How to Get Recommendations

Borrowed, almost verbatim, from Dr. George H. Williams’ “My guidelines regarding student requests for letters of recommendation” and from Dr. Betsy Bolton‘s guidelines.

Writing letters of recommendation is one of the most satisfying parts of my job. It’s a way for me to reconnect with you, my former student, and play a part in your bright future. It’s a chance for me to reflect on how much I admire you and to craft a narrative that communicates your distinctive talents and accomplishments to the world.

Nevertheless, it can quickly get out of control—not just the time spent crafting the letters themselves, but the correspondence back and forth to negotiate all the details and information.

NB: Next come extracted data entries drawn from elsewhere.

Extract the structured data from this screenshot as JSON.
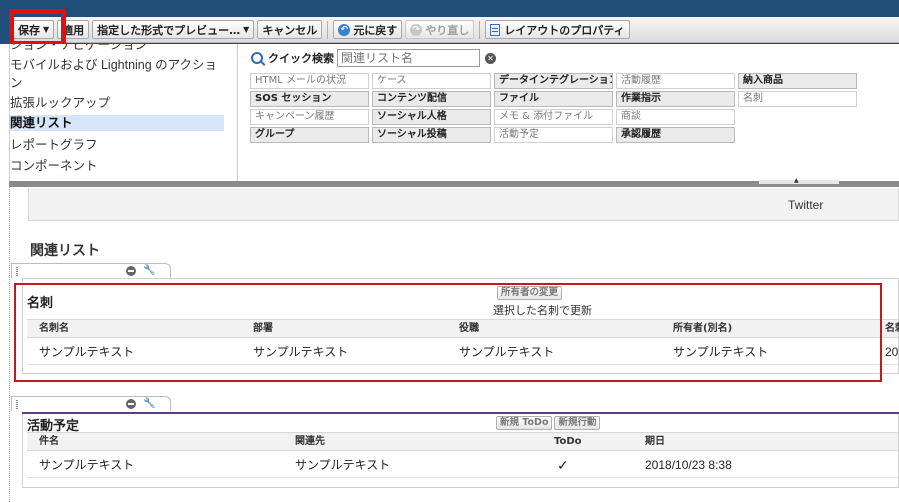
{
  "toolbar": {
    "save": "保存",
    "apply": "適用",
    "preview": "指定した形式でプレビュー…",
    "cancel": "キャンセル",
    "undo": "元に戻す",
    "redo": "やり直し",
    "layout_props": "レイアウトのプロパティ"
  },
  "palette": {
    "categories": [
      "ション・ナビゲーション",
      "モバイルおよび Lightning のアクショ",
      "ン",
      "拡張ルックアップ",
      "関連リスト",
      "レポートグラフ",
      "コンポーネント"
    ],
    "selected_index": 4,
    "quick_search_label": "クイック検索",
    "quick_search_placeholder": "関連リスト名",
    "items": [
      {
        "label": "HTML メールの状況",
        "used": false
      },
      {
        "label": "ケース",
        "used": false
      },
      {
        "label": "データインテグレーション",
        "used": true
      },
      {
        "label": "活動履歴",
        "used": false
      },
      {
        "label": "納入商品",
        "used": true
      },
      {
        "label": "SOS セッション",
        "used": true
      },
      {
        "label": "コンテンツ配信",
        "used": true
      },
      {
        "label": "ファイル",
        "used": true
      },
      {
        "label": "作業指示",
        "used": true
      },
      {
        "label": "名刺",
        "used": false
      },
      {
        "label": "キャンペーン履歴",
        "used": false
      },
      {
        "label": "ソーシャル人格",
        "used": true
      },
      {
        "label": "メモ & 添付ファイル",
        "used": false
      },
      {
        "label": "商談",
        "used": false
      },
      {
        "label": "",
        "used": false
      },
      {
        "label": "グループ",
        "used": true
      },
      {
        "label": "ソーシャル投稿",
        "used": true
      },
      {
        "label": "活動予定",
        "used": false
      },
      {
        "label": "承認履歴",
        "used": true
      },
      {
        "label": "",
        "used": false
      }
    ]
  },
  "page": {
    "twitter": "Twitter",
    "section_title": "関連リスト"
  },
  "meishi": {
    "title": "名刺",
    "button": "所有者の変更",
    "sub": "選択した名刺で更新",
    "columns": [
      "名刺名",
      "部署",
      "役職",
      "所有者(別名)",
      "名刺"
    ],
    "row": [
      "サンプルテキスト",
      "サンプルテキスト",
      "サンプルテキスト",
      "サンプルテキスト",
      "20"
    ]
  },
  "activity": {
    "title": "活動予定",
    "buttons": [
      "新規 ToDo",
      "新規行動"
    ],
    "columns": [
      "件名",
      "関連先",
      "ToDo",
      "期日"
    ],
    "row": [
      "サンプルテキスト",
      "サンプルテキスト",
      "✓",
      "2018/10/23 8:38"
    ]
  },
  "colors": {
    "header_band": "#1f4f79",
    "highlight_red": "#e01010",
    "selected_bg": "#d4e6f7"
  }
}
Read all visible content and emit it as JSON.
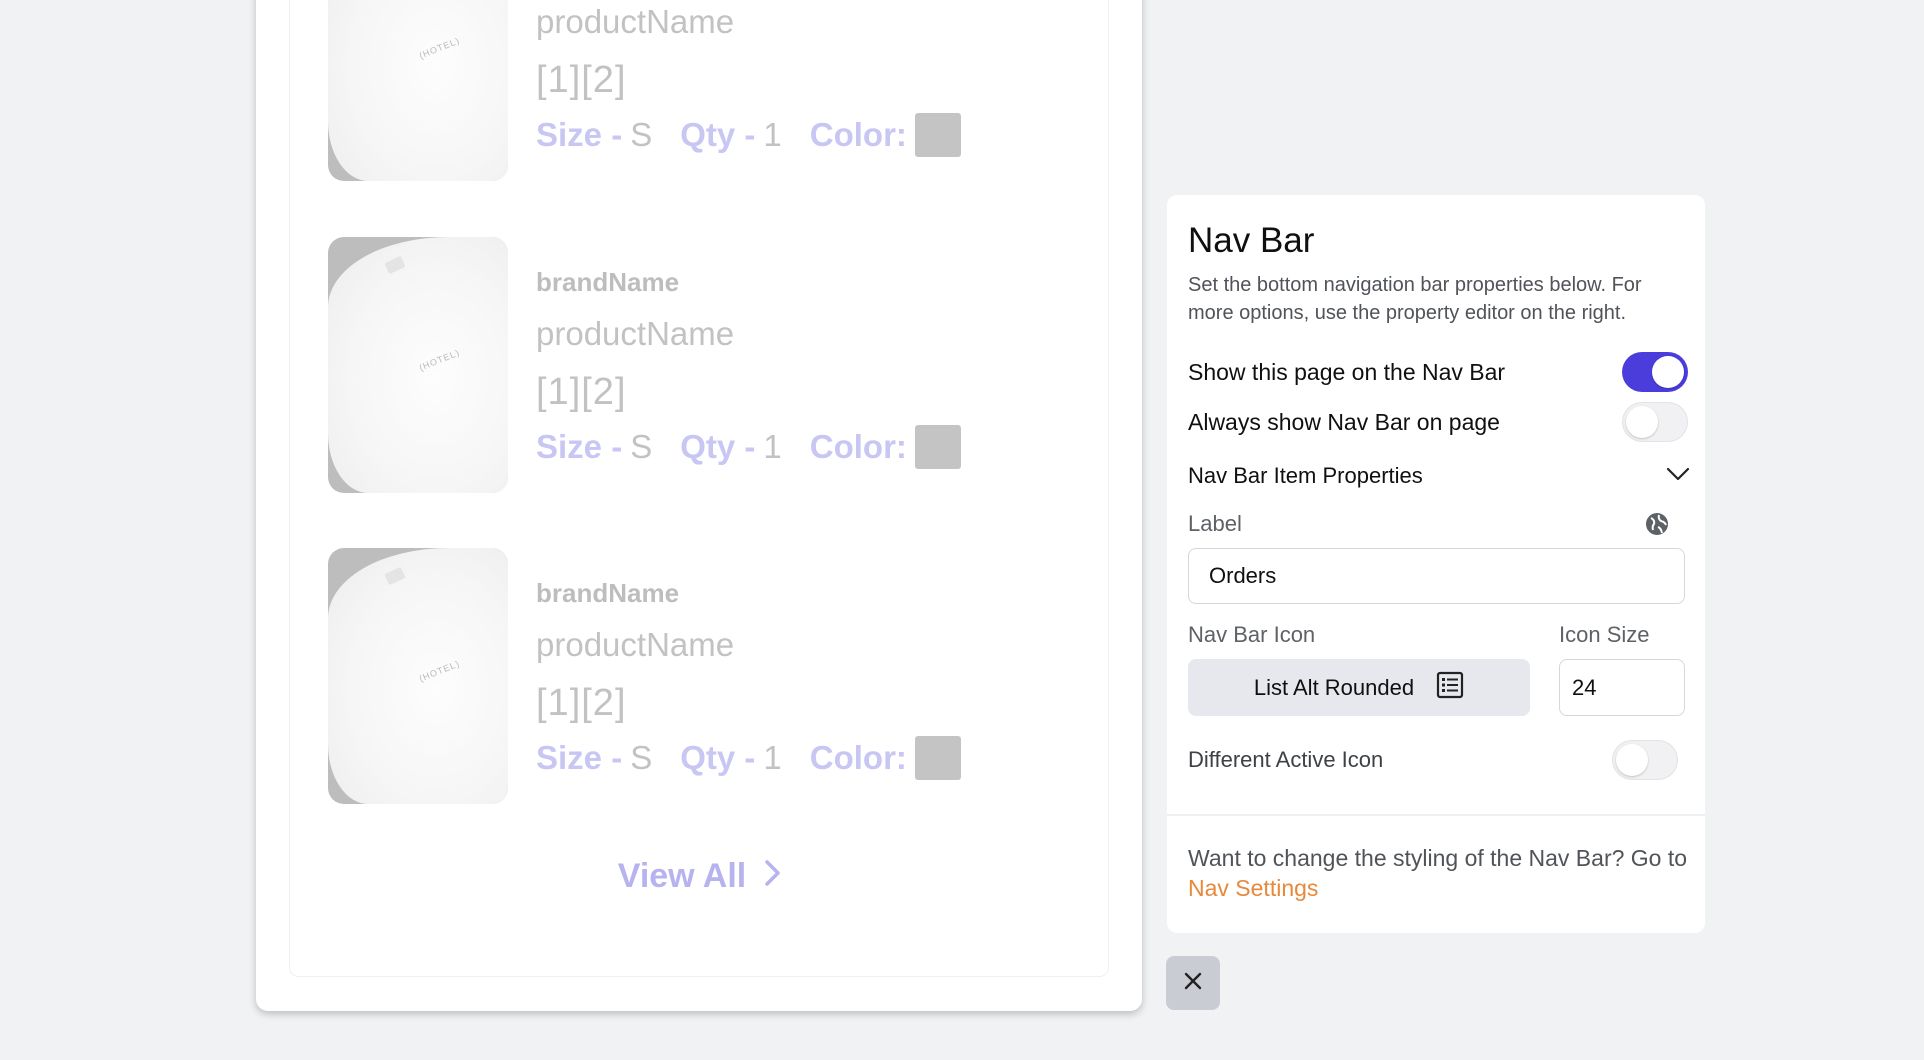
{
  "preview": {
    "items": [
      {
        "brand": "",
        "product": "productName",
        "price": "[1][2]",
        "size_label": "Size -",
        "size": "S",
        "qty_label": "Qty -",
        "qty": "1",
        "color_label": "Color:",
        "hotel": "(HOTEL)"
      },
      {
        "brand": "brandName",
        "product": "productName",
        "price": "[1][2]",
        "size_label": "Size -",
        "size": "S",
        "qty_label": "Qty -",
        "qty": "1",
        "color_label": "Color:",
        "hotel": "(HOTEL)"
      },
      {
        "brand": "brandName",
        "product": "productName",
        "price": "[1][2]",
        "size_label": "Size -",
        "size": "S",
        "qty_label": "Qty -",
        "qty": "1",
        "color_label": "Color:",
        "hotel": "(HOTEL)"
      }
    ],
    "view_all": "View All"
  },
  "panel": {
    "title": "Nav Bar",
    "description": "Set the bottom navigation bar properties below. For more options, use the property editor on the right.",
    "show_on_nav_label": "Show this page on the Nav Bar",
    "show_on_nav": true,
    "always_show_label": "Always show Nav Bar on page",
    "always_show": false,
    "item_props_label": "Nav Bar Item Properties",
    "label_field_label": "Label",
    "label_value": "Orders",
    "icon_field_label": "Nav Bar Icon",
    "icon_value": "List Alt Rounded",
    "icon_size_label": "Icon Size",
    "icon_size_value": "24",
    "different_active_label": "Different Active Icon",
    "different_active": false,
    "footer_text": "Want to change the styling of the Nav Bar? Go to",
    "footer_link": "Nav Settings"
  },
  "colors": {
    "accent": "#4b3ddc",
    "link": "#e8883a",
    "muted_purple": "#c8c6f2"
  },
  "icons": {
    "globe": "globe-icon",
    "list_alt": "list-alt-icon",
    "chevron": "chevron-down-icon",
    "close": "close-icon"
  }
}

Plus all the paperwork and electronic forms, filling out names, titles, addresses, dates, etc…

So, if you’ve asked me for a letter . . .

  1. Please take the time to read what follows, since I’m going to be taking the time to write for you.
  2. BEFORE you ask me for a recommendation, think about whether I’m the best person for the job. The first thing I state in any recommendation letter is how long and in what capacity I’ve known you. If I’ve known you as an advisor but never taught you in a class, or if I’ve taught you in lower level course but never seen your advanced work, my testimony may not be convincing—no matter how much I like, respect, or admire you.
  3. Please ask my permission BEFORE you submit my name to any institution or organization.
  4. Give me at least two weeks of notice (if you don’t, I may not be able to produce the letter). Three or four weeks would be even better.
  5. Give me a due date (yep, here’s your chance to give a professor a due date—pretty neat, huh?).
  6. Remind me what courses you took with me and when. If you’ve saved any papers or projects from these courses, send scans of them, ideally with my comments on them.
  7. Please respect my decision if I say no: I will only write for students I feel I can endorse strongly, and trust me, you don’t want a lukewarm letter. I will tell you if I don’t think I’m the best person to write your letter. In such cases, it has little to do with how fabulous I think you are and more to do with what courses you’ve taken with me and whether I’m the best person for the job (see #2).
  8. To help me write a strong recommendation, please send me informal responses to the following questions:
    1. What are you applying for and how are you framing your application? (DO NOT just send a link! Please share a description of the program/position plus any materials you are sending—especially personal statement, resume, writing samples, etc. Let me know if you want feedback on these documents and suggest a deadline for that feedback.)
    2. What specifically is drawing you to this position or program? (How can I talk about what makes you a good fit? If you’re applying to multiple graduate programs, let me know if there are particular programs/people that you especially hope to work with and why: I will try to add comments to those specific letters.)
    3. When you think about the work you did in my class or classes, what makes you most proud? (This could range from particular claims, interpretive insights, argumentative structure, presentation skills, etc. to persistence and commitment as demonstrated in office hour visits or otherwise, the ability to take and apply feedback, group facilitation and more.) Please attach any relevant papers, projects, or a portfolio so that I can quote from them directly. (Feel free to point me to what you see as the best bits, if you have a sense of what those are.)
    4. What are you hoping my letter will cover? (Think about who else is writing for you, and what they will cover. What gaps might need to be addressed, even if they’re not obviously part of what I might write about otherwise?)
    5. What stories help bring you to life for an admissions or selection committee—stories that you don’t have room to include in your own materials? (Think about times you’ve risen to unusual challenges or otherwise demonstrated relevant skills and traits. Give me a quick snippet of a story and I can try to weave it into my letter. Of course I will be writing about your work in class, but selection committees like to see you from multiple angles.)
    6. Organize me! Please remind me of any deadlines a week ahead and prompt me (gently) every few days until the rec is submitted.
  9. When submitting my name to application portals, please enter all my data, including my full name, title, and contact information. Here’s the info you need:
        • Suzanne W. Churchill, Professor of English
        • PO Box 6927, Davidson College, Davidson, NC 28035
        • (704) 894-2695
        • suchurchill@davidson.edu
  10. Please give me all the details about where the letter needs to go: A contact name and email address, or web address if it is to be submitted electronically.
  11. Finally, please let me know how it turns out! Whether it’s good or bad news, I’m here for you. I’m glad to support you and eager to hear your stories.